L'utilisation privative du domaine est une source de revenus pour l'administration car cette occupation, qu'elle résulte d'une autorisation unilatérale ou d'un contrat, est soumise au paiement obligatoire d'une redevance. Cette obligation résulte de l'incapacité des personnes publiques à consentir des libéralités : « outre que le domaine public peut être considéré comme un bien productif du meilleur revenu possible, les communes ne sont pas habilitées à consentir des libéralités aux particuliers et à établir des discriminations aboutissant à créer des catégories privilégiées d'usagers129(*) ». Il n'y a aucune raison en effet de priver la collectivité de la jouissance d'une partie du domaine public, ni de faire bénéficier un particulier d'un tel avantage sans qu'aucune contrepartie ne soit exigée. Cela a été réaffirmé récemment d'abord par la jurisprudence puis par le Code général de la propriété des personnes publiques.

En 2004, la Cour administrative d'appel de Marseille130(*) a consacré l'existence d'un « principe général du droit de non-gratuité » de l'occupation privative du domaine public en se fondant sur « l'avantage particulier procuré à leurs bénéficiaires par les occupations privatives du domaine public 131(*)». En 2006, le CGPPP modernise le régime financier de l'occupation du domaine public. Il s'est pour cela inspiré des réflexions contenues dans l'étude du Conseil d'Etat relative aux redevances pour service rendu et redevances pour occupation du domaine public. Ainsi, le principe selon lequel toute occupation quel qu'en soit le propriétaire, donne lieu au paiement d'une redevance tenant compte des avantages procurés à l'occupant, est-il consacré par la loi (art. L. 2125-1). Pour autant la démarche n'est pas sans nuance. La reconnaissance de la non-gratuité des occupations privative s'accompagne d'exceptions. L'exigence de principe d'une redevance afin d'assurer l'égalité devant les charges publiques peut être écartée pour un motif d'intérêt général. Dans le même sens, le CGPPP a clarifié les situations où un intérêt public justifie la gratuité (articles L. 2125-1 et L. 2125-3). Celle-ci se conçoit dans deux cas : lorsque l'occupation est la condition naturelle et forcée de l'exécution de travaux intéressant un service public bénéficiant gratuitement à tous ou lorsque l'occupation contribue à assurer la conservation du domaine public ou la sécurité des usagers132(*).

Ces deux reconnaissances s'inscrivent plus largement dans la logique bien connue selon laquelle le domaine public n'est plus simplement le siège d'un pouvoir de police. Elle découle également de la protection constitutionnelle des propriétés publiques et de l'incessibiblité des biens publics à vil prix. Tout ceci a conduit le Conseil d'Etat a refusé de reconnaître l'existence d'un principe général de gratuité des occupations privatives du domaine public133(*).

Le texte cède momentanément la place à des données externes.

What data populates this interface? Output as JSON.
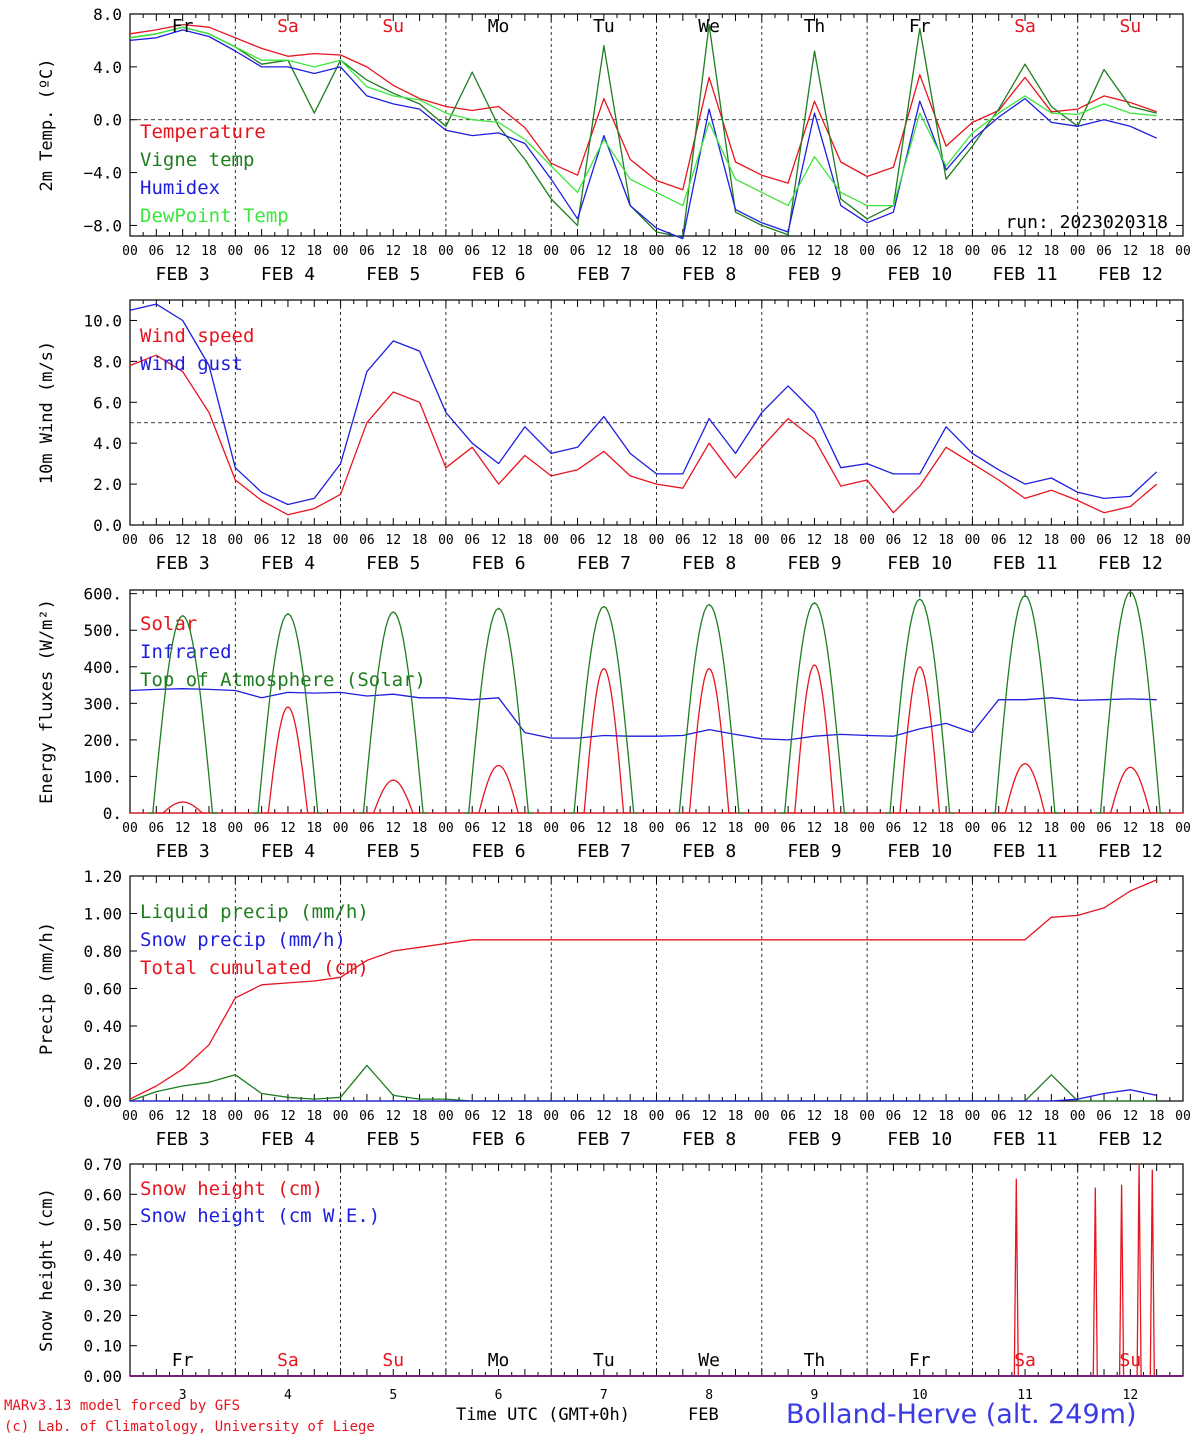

Dans cette optique, la Cour des Comptes a ordonné aux gestionnaires de ne pas négliger les revenus domaniaux, soulignant même l'insuffisance des redevances d'occupation du domaine public en affirmant que « d'une manière générale, il serait souhaitable que les redevances de cette nature tiennent un plus juste compte de la valeur des terrains et des installations concédées134(*). » Pour C. Teitgen-Colly, ce décalage s'explique par la volonté délibérée de l'Etat de faciliter la création par des personnes privées de certaines infrastructures trop lourdes pour son budget. « A son intérêt financier à court terme réalisé par la perception d'une redevance, l'Etat préfèrerait son intérêt financier à long terme qui est de récupérer en fin de concession le maximum d'ouvrages construits à moindre frais135(*) ». En effet, la recherche d'un loyer maximal devient plus difficile pour l'administration dans le cas où elle met à disposition le domaine public pour l'aménagement d'équipement public favorisant la valorisation du patrimoine public.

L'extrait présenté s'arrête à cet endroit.